Wednesday, October 12, 2011

Going Native

The Nomadic Ger:

Gers are the semi-permanent houses of Mongolian nomadic people. On our trip we stayed in family guest gers, an extra ger that a family has set up for guests to sleep in.

Nomadic families move at least once a year from their summer ger to their winter ger, which is often set into a mountain or hill. They also have at least three animal herds (horses, goats, sheep, camels, yaks, and/or cows). What was most surprising is that all the gers we visited had solar panels for electricity and satellite dishes for TV. But they still cooked by fire and lived a simple life.


The ger itself is a white felt exterior with a large hole on the top. There is a small wooden frame and wooden door that is often painted with beautiful motifs. Inside the ger, the walls are lined with wool and tapestry-style hangings. Poles extend from the top of the wall structure to a round wooden hole in the ceiling, that is also held up by two poles going to the ground. These are also painted in a similar manner to the door.

Ger life centers around the stove. Not only is it in the center of the ger, but it offers heat in the winter, it is where you cook the food, and it is where everyone socializes.

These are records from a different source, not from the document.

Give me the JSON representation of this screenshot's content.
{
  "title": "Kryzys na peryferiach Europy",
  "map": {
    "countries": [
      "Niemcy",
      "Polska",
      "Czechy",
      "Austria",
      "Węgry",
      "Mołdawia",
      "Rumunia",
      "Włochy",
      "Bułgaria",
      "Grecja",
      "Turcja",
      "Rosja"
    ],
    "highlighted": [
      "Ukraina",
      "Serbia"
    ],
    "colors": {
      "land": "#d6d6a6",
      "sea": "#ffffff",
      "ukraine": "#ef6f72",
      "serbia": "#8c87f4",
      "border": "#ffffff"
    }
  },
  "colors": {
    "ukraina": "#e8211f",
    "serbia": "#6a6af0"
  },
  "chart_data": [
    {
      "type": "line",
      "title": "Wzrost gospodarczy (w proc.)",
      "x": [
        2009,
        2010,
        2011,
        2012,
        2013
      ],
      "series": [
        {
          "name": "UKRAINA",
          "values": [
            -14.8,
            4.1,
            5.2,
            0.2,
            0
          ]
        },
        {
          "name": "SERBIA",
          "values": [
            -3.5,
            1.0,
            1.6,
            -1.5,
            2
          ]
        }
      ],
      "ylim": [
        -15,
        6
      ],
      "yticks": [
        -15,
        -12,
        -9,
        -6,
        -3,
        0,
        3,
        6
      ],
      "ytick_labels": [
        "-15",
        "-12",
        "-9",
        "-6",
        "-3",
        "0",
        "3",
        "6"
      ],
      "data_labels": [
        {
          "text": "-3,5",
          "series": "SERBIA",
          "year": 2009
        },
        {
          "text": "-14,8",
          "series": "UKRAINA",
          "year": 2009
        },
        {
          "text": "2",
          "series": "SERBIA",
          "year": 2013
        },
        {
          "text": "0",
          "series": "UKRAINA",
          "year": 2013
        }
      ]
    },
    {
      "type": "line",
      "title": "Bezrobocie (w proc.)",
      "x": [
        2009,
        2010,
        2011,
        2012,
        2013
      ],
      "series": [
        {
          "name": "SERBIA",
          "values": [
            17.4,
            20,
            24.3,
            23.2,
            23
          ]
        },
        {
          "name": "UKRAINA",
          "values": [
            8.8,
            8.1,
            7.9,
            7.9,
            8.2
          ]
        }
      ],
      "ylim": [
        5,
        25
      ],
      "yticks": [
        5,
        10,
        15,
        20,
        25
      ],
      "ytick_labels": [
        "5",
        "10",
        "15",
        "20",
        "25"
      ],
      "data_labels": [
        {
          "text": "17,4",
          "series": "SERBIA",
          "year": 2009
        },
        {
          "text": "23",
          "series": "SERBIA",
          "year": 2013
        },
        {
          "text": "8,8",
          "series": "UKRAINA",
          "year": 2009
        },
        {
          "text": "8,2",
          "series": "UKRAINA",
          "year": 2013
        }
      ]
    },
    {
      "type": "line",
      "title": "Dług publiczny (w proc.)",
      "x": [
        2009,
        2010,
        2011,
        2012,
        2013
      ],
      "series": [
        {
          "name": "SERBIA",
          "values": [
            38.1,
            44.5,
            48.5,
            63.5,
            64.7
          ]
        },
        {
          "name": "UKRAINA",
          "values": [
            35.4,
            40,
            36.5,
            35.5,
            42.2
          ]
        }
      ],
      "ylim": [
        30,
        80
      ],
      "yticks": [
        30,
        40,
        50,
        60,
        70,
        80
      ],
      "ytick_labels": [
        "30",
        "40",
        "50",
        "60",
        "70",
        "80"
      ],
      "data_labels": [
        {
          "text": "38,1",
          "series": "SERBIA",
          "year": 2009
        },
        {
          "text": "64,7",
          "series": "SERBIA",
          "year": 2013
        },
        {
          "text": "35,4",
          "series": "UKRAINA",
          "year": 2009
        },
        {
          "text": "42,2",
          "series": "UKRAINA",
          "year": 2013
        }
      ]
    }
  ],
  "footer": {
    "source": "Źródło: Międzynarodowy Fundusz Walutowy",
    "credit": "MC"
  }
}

A good example here, where Richard is cooking and Emily is hanging out.

Inside the ger there are beds with thick blankets (it gets quite cold at night in October!), a table and small benches, sometimes a wardrobe or small wash basin, and a wood-burning stove with stovepipe out the hole in the ceiling. Family gers also have Buddhist shrines and cabinets for cooking supplies. In the Gobi desert, families mainly burned dried dung (or as our guide put it, "Shit"); northern Gobi and central Mongolian families burned a mix of wood and dung. When cooking, families would take the top off the stove and put a large pot in the middle to cook soup, rice, noodles, or other foods.


A ger is a great place to stay, and gives you a glance into nomadic life. It's very typically Mongolian!


Mongolian Buddhist Temples:

About 70% of people in Mongolia are Yellow Hat Buddhist (same as Dalai Lama). We had a chance to visit a small monastery in a village, Erdene Zuu Monastery Museum in Kharkorum, and Ongiin Khid monastery ruins.

Buddhism came to Mongolia in the 13th century, but became widespread in the 15th century. Erdene Zuu was built in the 1500s but destroyed by the Soviets in the 1930s when they turned Mongolia communist. It was rebuilt in the 60s but remains a museum. Erdene Zuu does allow photography indoors, but there is a 7000 tugruk (nearly $7) fee. It is one of the only places I know where you can take pictures of the Buddha if you want to. It is heavily discouraged at all other working and non-working temples I know of. There are working monks on the property, but they live and work out of a separate building.

The temples were actually different than their counterparts in Korea, Taiwan, Hong Kong, and Japan.

The small monasteries are often two to three main buildings with a collection of dharma wheels and a small Buddhist shrine. Blue silk fabric is a main feature of all the temples; we think they are for good luck.


Ongiid Khid are ruins of a monastery in the Gobi desert. It is quite a large complex, consisting of two dozen or so building foundations and a large shrine. There is a new monastery building there now, but the highlight is walking among the ruins and looking at the scenery. Ongiid Khid overlooks a nice river and is set into the hills, so it's a beautiful location. When we went the tourist ger camps were all closed, so we had the site to ourselves.

I found a piece of petrified wood believe it or not.